NAT direction and interface roles matter as much as the IP address mapping. Inside/outside designation controls which traffic is translated.

Real-world example

How this comes up in practice

A small business has 20 workstations on the 192.168.1.0/24 network and one public IP from its ISP. The router uses PAT (NAT overload) so all 20 devices share one public address using different source ports. NAT questions test whether you understand the four address terms and which direction each translation applies.

What to study next

Got this wrong? Here's your next step.

Review the four NAT address types (inside local, inside global, outside local, outside global), PAT port overload, and static vs dynamic NAT use cases. Then practise related 300-410 NAT questions on configuration and troubleshooting.

Related practice questions

Related 300-410 practice-question pages

Use these pages to review the topic behind this question. This is how one missed question becomes focused revision.

Practice this exam

Start a free 300-410 practice session

Short sessions build daily habit. Longer sessions build exam-day stamina. Try a timed session to simulate real conditions.

FAQ

Questions learners often ask

What does this 300-410 question test?

NetFlow and Flexible NetFlow — This question tests NetFlow and Flexible NetFlow — Static NAT maps one inside address to one outside address..

What is the correct answer to this question?

The correct answer is: The route-map LEAK is also applied to the flow monitor as a filter, and the flow monitor's match statement is misconfigured to deny the route, preventing the route from being leaked. — Flexible NetFlow can be applied per VRF, but if the flow monitor is configured with a match statement that includes the VRF ID or if the flow record includes the 'vrf' field, it might cause the router to process packets differently. However, the issue is that the route-map used for leaking is also being used by the flow monitor, or the flow monitor is inadvertently matching on the route-map. The correct answer is that the flow monitor is configured with a match ip address prefix-list statement that references the same prefix-list used in the route-map, but the flow monitor is applied in the input direction, causing the router to evaluate the prefix-list for every packet, which may interfere with the route leaking process. More specifically, if the flow monitor uses a match ip address prefix-list that includes a deny statement, it could affect the route-map's operation. But the most likely root cause is that the flow monitor is configured with a flow record that includes the 'ipv4 destination prefix' field, and the router is using the same prefix-list for both purposes, causing a conflict.

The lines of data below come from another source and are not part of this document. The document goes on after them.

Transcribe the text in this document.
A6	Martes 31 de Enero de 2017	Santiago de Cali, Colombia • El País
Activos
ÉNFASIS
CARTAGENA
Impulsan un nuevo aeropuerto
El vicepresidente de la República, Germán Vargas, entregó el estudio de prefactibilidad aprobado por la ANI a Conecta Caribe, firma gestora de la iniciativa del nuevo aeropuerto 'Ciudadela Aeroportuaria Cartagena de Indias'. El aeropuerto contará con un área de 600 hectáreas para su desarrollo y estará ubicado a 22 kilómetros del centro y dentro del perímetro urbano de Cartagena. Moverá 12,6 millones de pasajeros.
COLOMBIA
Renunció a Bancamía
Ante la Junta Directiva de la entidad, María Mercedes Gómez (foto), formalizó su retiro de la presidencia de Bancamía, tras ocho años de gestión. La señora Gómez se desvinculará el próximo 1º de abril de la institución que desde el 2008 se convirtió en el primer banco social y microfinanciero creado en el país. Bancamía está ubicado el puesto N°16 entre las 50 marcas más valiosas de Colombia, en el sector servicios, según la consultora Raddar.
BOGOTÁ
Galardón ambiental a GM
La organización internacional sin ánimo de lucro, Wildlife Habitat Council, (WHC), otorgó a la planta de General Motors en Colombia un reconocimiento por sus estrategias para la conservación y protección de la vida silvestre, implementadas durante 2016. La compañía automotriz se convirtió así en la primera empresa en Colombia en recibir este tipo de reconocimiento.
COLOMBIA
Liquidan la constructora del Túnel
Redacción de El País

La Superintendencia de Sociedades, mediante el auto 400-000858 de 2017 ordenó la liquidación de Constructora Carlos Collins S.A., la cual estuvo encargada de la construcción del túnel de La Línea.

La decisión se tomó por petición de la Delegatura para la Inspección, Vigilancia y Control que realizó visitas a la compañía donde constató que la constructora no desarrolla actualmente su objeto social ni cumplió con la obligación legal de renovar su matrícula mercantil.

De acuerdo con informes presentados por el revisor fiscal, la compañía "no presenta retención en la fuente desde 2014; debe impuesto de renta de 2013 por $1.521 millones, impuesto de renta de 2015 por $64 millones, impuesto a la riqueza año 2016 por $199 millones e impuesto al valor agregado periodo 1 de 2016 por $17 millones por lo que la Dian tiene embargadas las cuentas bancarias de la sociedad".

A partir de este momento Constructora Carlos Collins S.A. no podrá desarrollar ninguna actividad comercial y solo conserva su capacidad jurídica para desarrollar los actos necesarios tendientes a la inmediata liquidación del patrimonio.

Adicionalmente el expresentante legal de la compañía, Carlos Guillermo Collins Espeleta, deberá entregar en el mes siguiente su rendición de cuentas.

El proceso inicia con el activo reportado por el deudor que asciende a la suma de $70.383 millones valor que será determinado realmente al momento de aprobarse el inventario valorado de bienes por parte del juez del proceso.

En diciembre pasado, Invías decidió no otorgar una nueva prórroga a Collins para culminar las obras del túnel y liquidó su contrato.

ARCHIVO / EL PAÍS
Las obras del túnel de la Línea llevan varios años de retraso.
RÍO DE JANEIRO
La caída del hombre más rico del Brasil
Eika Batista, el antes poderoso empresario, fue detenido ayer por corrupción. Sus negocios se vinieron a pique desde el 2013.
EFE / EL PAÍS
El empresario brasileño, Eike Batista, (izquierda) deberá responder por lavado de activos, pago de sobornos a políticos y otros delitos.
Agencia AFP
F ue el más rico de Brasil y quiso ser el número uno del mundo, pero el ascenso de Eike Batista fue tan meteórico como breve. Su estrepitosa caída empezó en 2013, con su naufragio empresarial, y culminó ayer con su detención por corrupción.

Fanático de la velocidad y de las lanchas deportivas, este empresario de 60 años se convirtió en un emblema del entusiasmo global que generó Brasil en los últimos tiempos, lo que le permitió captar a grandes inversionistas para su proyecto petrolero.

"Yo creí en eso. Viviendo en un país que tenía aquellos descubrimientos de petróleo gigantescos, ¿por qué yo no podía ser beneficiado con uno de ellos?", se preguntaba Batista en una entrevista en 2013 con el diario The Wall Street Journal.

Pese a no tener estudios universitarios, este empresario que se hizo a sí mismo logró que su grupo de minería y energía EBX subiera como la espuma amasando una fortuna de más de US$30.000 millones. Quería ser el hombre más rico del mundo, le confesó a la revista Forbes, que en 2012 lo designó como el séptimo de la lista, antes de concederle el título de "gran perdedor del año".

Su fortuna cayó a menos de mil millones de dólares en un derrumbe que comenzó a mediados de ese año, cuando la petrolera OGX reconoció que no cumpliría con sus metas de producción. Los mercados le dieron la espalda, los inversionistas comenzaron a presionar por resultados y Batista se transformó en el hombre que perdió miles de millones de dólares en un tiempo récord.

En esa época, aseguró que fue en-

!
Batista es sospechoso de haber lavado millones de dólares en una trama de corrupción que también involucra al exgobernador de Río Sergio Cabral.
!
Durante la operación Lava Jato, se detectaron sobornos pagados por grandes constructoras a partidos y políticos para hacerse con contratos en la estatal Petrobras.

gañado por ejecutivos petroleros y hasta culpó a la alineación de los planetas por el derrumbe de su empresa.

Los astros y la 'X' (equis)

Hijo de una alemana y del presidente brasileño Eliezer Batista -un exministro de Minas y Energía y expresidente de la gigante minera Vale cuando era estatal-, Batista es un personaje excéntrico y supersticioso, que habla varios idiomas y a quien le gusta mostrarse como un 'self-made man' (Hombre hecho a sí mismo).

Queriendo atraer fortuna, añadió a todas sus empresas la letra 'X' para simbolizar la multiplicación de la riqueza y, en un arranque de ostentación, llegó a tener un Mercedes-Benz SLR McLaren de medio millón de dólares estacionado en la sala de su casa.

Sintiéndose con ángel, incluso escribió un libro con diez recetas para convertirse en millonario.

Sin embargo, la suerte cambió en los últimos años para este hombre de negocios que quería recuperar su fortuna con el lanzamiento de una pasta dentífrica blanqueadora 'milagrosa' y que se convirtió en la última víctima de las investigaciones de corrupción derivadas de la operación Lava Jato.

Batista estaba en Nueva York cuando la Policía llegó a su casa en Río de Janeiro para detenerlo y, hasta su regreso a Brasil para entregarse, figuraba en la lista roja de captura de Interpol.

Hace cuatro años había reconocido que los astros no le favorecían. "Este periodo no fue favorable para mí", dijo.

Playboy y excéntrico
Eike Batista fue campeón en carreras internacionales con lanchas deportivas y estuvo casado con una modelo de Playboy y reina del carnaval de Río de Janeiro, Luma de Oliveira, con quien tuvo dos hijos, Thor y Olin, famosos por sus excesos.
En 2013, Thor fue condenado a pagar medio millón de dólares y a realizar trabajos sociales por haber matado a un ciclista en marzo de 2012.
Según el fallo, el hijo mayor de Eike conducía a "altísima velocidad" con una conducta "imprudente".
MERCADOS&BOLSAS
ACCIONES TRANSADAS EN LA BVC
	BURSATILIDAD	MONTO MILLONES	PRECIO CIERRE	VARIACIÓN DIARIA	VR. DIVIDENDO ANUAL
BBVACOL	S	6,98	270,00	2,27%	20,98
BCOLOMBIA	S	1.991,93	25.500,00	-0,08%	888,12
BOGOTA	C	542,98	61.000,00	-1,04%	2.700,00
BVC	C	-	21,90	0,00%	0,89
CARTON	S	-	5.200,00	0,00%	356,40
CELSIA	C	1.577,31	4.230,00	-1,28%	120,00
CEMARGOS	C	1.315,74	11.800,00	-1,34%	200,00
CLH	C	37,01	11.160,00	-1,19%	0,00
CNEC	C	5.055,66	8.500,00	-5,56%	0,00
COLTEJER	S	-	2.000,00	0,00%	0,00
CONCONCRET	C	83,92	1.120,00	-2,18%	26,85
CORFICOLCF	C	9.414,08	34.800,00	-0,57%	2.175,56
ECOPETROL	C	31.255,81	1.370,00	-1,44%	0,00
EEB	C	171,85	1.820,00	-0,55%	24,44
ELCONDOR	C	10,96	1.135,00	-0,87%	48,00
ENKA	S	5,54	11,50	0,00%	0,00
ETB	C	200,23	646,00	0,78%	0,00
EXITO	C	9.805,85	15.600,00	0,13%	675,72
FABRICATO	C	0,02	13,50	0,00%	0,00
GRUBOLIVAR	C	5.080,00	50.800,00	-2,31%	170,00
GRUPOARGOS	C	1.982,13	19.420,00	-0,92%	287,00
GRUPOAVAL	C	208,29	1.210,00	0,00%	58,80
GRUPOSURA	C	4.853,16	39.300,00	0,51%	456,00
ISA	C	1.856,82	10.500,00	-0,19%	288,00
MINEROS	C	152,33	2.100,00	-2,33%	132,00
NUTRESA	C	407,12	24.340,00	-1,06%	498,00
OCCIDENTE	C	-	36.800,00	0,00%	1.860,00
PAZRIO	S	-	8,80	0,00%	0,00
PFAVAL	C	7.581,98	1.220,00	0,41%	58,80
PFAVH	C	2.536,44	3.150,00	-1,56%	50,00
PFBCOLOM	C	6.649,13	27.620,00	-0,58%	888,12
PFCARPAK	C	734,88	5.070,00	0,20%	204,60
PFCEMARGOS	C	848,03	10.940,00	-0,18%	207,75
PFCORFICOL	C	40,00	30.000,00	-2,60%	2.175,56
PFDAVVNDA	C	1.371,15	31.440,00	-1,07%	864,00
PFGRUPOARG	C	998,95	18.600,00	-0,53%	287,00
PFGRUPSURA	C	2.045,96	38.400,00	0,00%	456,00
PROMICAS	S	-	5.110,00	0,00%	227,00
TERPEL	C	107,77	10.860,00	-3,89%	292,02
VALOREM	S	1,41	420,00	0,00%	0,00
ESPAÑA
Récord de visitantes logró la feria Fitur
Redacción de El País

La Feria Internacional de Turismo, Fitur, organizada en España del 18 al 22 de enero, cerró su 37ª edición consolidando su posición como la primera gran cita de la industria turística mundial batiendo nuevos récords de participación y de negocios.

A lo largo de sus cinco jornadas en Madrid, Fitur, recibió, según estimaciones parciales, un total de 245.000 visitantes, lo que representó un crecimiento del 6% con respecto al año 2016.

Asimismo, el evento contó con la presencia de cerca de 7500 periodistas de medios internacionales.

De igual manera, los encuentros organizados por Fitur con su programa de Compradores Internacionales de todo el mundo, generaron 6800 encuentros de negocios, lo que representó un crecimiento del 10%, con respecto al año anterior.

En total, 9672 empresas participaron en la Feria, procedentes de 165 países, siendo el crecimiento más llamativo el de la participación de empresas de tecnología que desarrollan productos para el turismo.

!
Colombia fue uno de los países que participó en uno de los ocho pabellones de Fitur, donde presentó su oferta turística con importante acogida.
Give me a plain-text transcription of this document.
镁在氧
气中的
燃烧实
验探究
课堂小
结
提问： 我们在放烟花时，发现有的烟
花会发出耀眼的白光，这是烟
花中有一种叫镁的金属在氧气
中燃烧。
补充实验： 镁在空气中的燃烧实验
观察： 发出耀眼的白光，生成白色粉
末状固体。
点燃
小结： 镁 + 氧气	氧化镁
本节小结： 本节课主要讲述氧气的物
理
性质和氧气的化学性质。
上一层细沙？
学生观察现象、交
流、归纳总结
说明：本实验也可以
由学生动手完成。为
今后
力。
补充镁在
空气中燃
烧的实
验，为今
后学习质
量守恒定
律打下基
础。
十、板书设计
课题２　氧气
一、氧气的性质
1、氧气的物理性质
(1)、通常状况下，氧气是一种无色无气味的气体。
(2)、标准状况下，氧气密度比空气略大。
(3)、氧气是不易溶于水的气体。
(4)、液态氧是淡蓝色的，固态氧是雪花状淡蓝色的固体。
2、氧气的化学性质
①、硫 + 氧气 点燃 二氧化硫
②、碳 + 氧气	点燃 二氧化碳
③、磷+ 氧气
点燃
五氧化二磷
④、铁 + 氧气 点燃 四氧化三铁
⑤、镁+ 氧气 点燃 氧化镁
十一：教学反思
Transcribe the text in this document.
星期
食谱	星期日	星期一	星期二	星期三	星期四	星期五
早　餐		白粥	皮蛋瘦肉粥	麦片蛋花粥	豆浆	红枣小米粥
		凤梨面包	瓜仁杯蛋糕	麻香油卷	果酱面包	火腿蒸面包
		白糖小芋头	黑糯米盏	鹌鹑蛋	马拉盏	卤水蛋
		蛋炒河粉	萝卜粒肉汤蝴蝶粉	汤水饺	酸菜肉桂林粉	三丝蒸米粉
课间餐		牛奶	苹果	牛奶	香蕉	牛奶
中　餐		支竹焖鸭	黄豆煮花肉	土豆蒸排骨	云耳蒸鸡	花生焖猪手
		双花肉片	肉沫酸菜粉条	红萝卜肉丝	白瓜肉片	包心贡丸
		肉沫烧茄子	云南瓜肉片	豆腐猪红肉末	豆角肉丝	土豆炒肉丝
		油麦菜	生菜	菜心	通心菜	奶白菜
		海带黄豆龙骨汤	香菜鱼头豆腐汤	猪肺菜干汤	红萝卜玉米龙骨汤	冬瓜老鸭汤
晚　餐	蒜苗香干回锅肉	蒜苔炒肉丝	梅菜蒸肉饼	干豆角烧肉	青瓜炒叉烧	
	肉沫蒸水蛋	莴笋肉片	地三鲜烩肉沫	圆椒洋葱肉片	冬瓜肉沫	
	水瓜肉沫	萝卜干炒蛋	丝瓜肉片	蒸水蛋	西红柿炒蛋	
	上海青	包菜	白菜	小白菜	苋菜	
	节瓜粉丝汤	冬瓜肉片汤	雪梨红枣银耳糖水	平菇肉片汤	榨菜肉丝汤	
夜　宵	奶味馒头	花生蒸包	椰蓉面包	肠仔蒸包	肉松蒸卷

Actually, the correct answer is that the route-map LEAK is also used by the flow monitor as a filter, and the flow monitor's match statement is inadvertently denying the route.

What should I do if I get this 300-410 question wrong?

Review the four NAT address types (inside local, inside global, outside local, outside global), PAT port overload, and static vs dynamic NAT use cases. Then practise related 300-410 NAT questions on configuration and troubleshooting.

What is the key concept behind this question?

Static NAT maps one inside address to one outside address.

About these practice questions

Courseiva creates original exam-style practice questions with explanations and wrong-answer analysis. It does not publish real exam questions, exam dumps, or protected exam content. Learn why practice questions differ from exam dumps →

How Courseiva writes practice questions · Editorial policy

Keep practising

More 300-410 practice questions

Last reviewed: Jun 19, 2026

Question Discussion

Share a tip, memory trick, or ask about the reasoning behind this question. Do not post real exam questions, leaked content, braindumps, or copyrighted exam material. Comments are moderated and may be removed without notice.

Loading comments…

Sign in to join the discussion.

This 300-410 practice question is part of Courseiva's free Cisco certification practice question bank. Courseiva provides original exam-style practice questions with explanations, topic-based practice, mock exams, readiness tracking, and study analytics to help learners prepare for the 300-410 exam.